Rom - Das Mitte-Rechts-Bündnis des Medienunternehmers Silvio Berlusconi liegt bei der Wahl in Italien nach Hochrechnungen in beiden Kammern voran. Berlusconis Bündnis "Casa delle liberta" erhielt nach ersten Hochrechnungen von Montag früh 46 Prozent der Stimmen bei der Wahl für das Abgeordnetenhaus. Das bisher regierende Mitte-Links-Bündnis "Ulivo" mit seinem Spitzenkandidaten Francesco Rutelli kam nach Berechnungen des Meinungsforschungsinstituts Abacus auf 43,1 Prozent der Stimmen.

Hochrechnungen für den Senat sahen das Mitte-Rechts-Bündnis ebenfalls in der Mehrheit. Demnach könnte Berlusconi in der zweiten Parlamentskammer zwischen 155 bis 175 der 315 Sitze erreichen. Rutellis Bündnis erhielt zwischen 135 und 155 Mandate. Das endgültige Ergebnis wird erst im Verlauf des Montag erwartet, da es bei der Wahl am Sonntag zu zahlreichen Verzögerungen und teilweise chaotischen Szenen kam. So blieben in Rom und anderen Landesteilen die Wahllokale bis zu vier Stunden länger geöffnet als der eigentliche Wahlschluss um 22.00 Uhr. Die Wahlbeteiligung lag mit 81,5 Prozent unter dem Wert von 1996.

Wesentlich knapperes Ergebnis als ursprünglich erwartet

Die bisher vorliegenden Zahlen zeigen zwar einen eindeutigen Trend zu Gunsten des Mitte-Rechts-Blocks. Wegen des komplizierten italienischen Wahlsystems sind sie aber noch nicht hundertprozentig zuverlässig. Die Daten beziehen sich in beiden Parlamentskammern auf jene drei Viertel der Mandate, die über das Mehrheitswahlrecht vergeben werden. Der Rest wird nach einem Verhältnissystem verteilt. Um das Mandat für die Regierungsbildung zu bekommen, muss eines der beiden Wahlbündnisse die Mehrheit in beiden Häusern des Parlaments erreichen.

Die Mehrheit von Berlusconi könnte Ulivo noch mit Hilfe der Kommunisten übertreffen. Derzeit hält die "Casa delle liberta" im Senat bei 43 Prozent der Stimmen, "Ulivo" bei 39,1 Prozent. Gemeinsam mit den Kommunisten käme die Linke aber auf 44,1 Prozent und hätte damit die Mehrheit gegenüber Berlusconi. Im Gegensatz zu Meinungsumfragen, Prognosen und ersten Exit Polls fiel das Ergebnis wesentlich knapper aus als ursprünglich erwartet.

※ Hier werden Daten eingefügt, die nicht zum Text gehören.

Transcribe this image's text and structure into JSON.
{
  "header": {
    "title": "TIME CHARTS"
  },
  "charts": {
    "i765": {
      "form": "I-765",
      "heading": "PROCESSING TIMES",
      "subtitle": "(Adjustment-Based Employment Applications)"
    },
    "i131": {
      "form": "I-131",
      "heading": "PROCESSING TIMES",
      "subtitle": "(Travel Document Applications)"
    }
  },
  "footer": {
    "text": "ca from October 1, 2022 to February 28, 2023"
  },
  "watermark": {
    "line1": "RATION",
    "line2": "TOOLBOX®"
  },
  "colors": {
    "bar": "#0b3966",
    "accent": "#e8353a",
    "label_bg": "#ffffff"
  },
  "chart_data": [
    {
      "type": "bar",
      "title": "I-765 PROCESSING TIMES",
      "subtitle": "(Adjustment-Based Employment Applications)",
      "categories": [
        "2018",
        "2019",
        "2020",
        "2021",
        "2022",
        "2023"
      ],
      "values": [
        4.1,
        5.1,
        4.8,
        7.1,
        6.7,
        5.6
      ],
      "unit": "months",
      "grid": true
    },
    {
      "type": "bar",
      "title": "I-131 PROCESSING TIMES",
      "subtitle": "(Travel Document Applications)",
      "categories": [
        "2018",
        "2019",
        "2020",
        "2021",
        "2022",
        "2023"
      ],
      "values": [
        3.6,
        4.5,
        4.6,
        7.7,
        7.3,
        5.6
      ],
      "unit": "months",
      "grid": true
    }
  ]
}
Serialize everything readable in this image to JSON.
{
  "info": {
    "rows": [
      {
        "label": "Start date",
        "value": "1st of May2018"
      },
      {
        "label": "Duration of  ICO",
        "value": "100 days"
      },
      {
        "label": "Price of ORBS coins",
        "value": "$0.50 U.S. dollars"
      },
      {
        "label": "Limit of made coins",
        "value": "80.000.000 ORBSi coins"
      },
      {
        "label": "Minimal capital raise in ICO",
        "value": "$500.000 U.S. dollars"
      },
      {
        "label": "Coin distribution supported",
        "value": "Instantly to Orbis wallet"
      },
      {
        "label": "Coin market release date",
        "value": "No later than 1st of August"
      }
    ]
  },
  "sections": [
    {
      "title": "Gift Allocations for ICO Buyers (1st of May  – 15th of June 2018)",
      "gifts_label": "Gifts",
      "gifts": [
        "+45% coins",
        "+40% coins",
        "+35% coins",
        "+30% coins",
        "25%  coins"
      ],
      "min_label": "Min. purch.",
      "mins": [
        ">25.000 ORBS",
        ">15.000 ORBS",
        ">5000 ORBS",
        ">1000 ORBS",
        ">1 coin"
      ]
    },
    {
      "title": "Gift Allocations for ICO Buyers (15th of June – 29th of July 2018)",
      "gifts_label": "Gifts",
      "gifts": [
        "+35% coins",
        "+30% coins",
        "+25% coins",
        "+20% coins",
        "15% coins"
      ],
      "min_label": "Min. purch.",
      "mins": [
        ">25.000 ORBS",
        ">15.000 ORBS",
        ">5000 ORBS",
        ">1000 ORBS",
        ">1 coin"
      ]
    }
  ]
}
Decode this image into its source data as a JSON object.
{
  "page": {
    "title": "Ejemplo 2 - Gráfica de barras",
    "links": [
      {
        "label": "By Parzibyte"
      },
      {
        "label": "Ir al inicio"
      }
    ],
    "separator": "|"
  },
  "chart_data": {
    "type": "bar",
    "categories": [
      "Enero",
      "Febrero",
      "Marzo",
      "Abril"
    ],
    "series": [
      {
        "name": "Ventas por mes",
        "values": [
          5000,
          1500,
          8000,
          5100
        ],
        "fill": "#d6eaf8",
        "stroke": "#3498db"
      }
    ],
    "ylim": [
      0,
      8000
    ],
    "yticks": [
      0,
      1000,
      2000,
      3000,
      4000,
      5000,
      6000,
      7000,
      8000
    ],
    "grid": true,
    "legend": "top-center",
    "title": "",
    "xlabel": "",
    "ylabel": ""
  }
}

Berlusconi sei "glücklich, gelassen und ruhig", erklärte sein Sprecher Sonntag Abend. Vor der Bekanntgabe weiterer Ergebnisse werde er sich aber noch nicht äußern. Auch Rutellis Kandidat als stellvertretender Ministerpräsident, Piero Fassino, sagte in Rom, es sei noch zu früh für eine Stellungnahme.

Forza Italia mit 28,3 Prozent stärkste Kraft

Der mehrfache Milliardär Berlusconi führte das rechtsgerichtete Bündnis "Casa della Liberta" in die Parlamentswahl. Dazu zählen Berlusconis Partei Forza Italia, die aus den Neofaschisten hervorgegangene Alleanza Nazionale (AN), die rechtspopulistische Lega Nord sowie das Bündnis Biancofiore, dem das katholische Christdemokratische Zentrum (CCD) und die CDU (Cristiani Democratici Uniti) angehören.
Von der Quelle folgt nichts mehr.